The selection for the appropriate treatment for KS should therefore be individualized. Treatment protocols are basically a choice between androgen replacement to virilise, gonadotropin therapy to induce fertility, and luteinizing hormone releasing hormone (LHRH) analog administration for most physiological replacements. Considering the age of the patients, our therapeutic aim was to restore normal development of the genitals and secondary sex characteristics. In KS with cryptorchidism, chorionic gonadotropin therapy results in the elimination of cryptorchidism without surgery. An attempt to “milk” the testes downwards should also be conducted. The cryptorchidism in Case 2, Case 3 was resolved after HCG therapy. Case 2, Case 3 served as examples where meticulous clinical examination saved the patients from unnecessary surgical intervention. It is also appropriate to treat HH patients with micropenis with androgens to enlarge the penis into that of the normal childhood range. Our experience with testosterone replacement in these patients was overwhelming in this regard.

Conclusions

In the present study, we identified four mutations in the KAL1 gene in five KS patients. Three variations had been reported in the literature that could lead to KS. In addition, we identified a novel nonsense mutation in one patient, namely, c.227G > A, which is predicted to result in a premature stop codon (p.Trp76*).
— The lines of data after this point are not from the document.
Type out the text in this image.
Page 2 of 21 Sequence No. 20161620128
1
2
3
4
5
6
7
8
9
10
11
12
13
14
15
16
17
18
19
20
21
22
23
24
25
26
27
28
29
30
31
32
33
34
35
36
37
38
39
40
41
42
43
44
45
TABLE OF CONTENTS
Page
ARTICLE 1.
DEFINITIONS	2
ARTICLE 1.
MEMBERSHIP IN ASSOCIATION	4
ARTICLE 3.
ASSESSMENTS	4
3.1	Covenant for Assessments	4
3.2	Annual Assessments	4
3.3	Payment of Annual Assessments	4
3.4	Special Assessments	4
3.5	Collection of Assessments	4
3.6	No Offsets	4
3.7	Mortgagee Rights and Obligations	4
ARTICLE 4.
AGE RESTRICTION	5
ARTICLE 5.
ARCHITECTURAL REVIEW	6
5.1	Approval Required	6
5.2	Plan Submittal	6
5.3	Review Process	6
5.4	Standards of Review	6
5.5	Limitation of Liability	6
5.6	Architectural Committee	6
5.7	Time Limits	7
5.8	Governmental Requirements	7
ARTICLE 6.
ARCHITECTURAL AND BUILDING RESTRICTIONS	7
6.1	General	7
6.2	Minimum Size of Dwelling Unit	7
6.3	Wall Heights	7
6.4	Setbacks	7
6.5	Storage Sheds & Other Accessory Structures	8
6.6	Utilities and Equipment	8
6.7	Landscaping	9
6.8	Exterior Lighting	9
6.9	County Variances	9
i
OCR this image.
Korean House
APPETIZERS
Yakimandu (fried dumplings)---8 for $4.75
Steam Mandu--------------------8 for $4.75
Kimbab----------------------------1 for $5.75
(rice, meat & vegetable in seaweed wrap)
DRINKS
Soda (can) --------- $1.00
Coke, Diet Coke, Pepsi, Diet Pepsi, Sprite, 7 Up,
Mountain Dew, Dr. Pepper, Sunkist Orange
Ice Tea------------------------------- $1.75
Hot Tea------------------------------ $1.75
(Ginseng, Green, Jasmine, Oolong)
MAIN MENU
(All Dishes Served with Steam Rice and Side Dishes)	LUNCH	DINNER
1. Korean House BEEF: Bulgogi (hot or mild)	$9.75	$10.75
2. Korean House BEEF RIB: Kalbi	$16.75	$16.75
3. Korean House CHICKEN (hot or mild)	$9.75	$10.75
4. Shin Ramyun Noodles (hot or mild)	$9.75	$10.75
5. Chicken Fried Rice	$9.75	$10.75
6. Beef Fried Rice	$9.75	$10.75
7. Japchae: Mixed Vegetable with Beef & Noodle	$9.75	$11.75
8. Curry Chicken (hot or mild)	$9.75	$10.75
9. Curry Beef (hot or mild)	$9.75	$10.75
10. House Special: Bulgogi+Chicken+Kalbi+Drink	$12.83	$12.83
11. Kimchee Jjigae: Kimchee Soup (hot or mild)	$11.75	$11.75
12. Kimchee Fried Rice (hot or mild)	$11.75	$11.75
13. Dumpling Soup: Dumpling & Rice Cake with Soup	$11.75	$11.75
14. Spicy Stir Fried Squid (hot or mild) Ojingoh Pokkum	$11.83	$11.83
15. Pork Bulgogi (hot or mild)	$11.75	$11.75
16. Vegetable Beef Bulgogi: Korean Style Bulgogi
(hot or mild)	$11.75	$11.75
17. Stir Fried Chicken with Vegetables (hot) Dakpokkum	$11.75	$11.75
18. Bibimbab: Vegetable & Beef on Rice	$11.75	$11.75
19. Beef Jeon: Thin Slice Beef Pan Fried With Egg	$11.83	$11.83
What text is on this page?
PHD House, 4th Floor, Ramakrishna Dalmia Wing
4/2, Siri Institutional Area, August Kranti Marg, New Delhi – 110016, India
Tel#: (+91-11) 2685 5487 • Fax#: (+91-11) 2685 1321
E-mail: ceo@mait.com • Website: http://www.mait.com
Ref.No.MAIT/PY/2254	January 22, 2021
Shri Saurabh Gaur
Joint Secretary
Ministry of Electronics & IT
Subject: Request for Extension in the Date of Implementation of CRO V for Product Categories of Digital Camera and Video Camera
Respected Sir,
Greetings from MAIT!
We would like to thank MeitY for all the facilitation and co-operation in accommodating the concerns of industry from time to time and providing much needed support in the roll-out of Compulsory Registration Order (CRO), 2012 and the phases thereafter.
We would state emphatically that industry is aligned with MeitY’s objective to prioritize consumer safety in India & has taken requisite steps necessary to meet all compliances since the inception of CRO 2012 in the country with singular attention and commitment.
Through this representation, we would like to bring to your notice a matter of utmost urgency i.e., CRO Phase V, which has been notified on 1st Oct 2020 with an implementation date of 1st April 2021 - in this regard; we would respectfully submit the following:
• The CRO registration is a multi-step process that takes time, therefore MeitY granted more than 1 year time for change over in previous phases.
This finding could be used in the development of a database of KAL1 gene mutations that disturb the development and function of the hypothalamic–pituitary–gonadal (HPG) axis. Unidentified gene mutations could partially account for the phenotypes of our patients with tent-like lips and eyelid ptosis.

Conflict of interest statement

The authors declare no conflict of interest related to this study.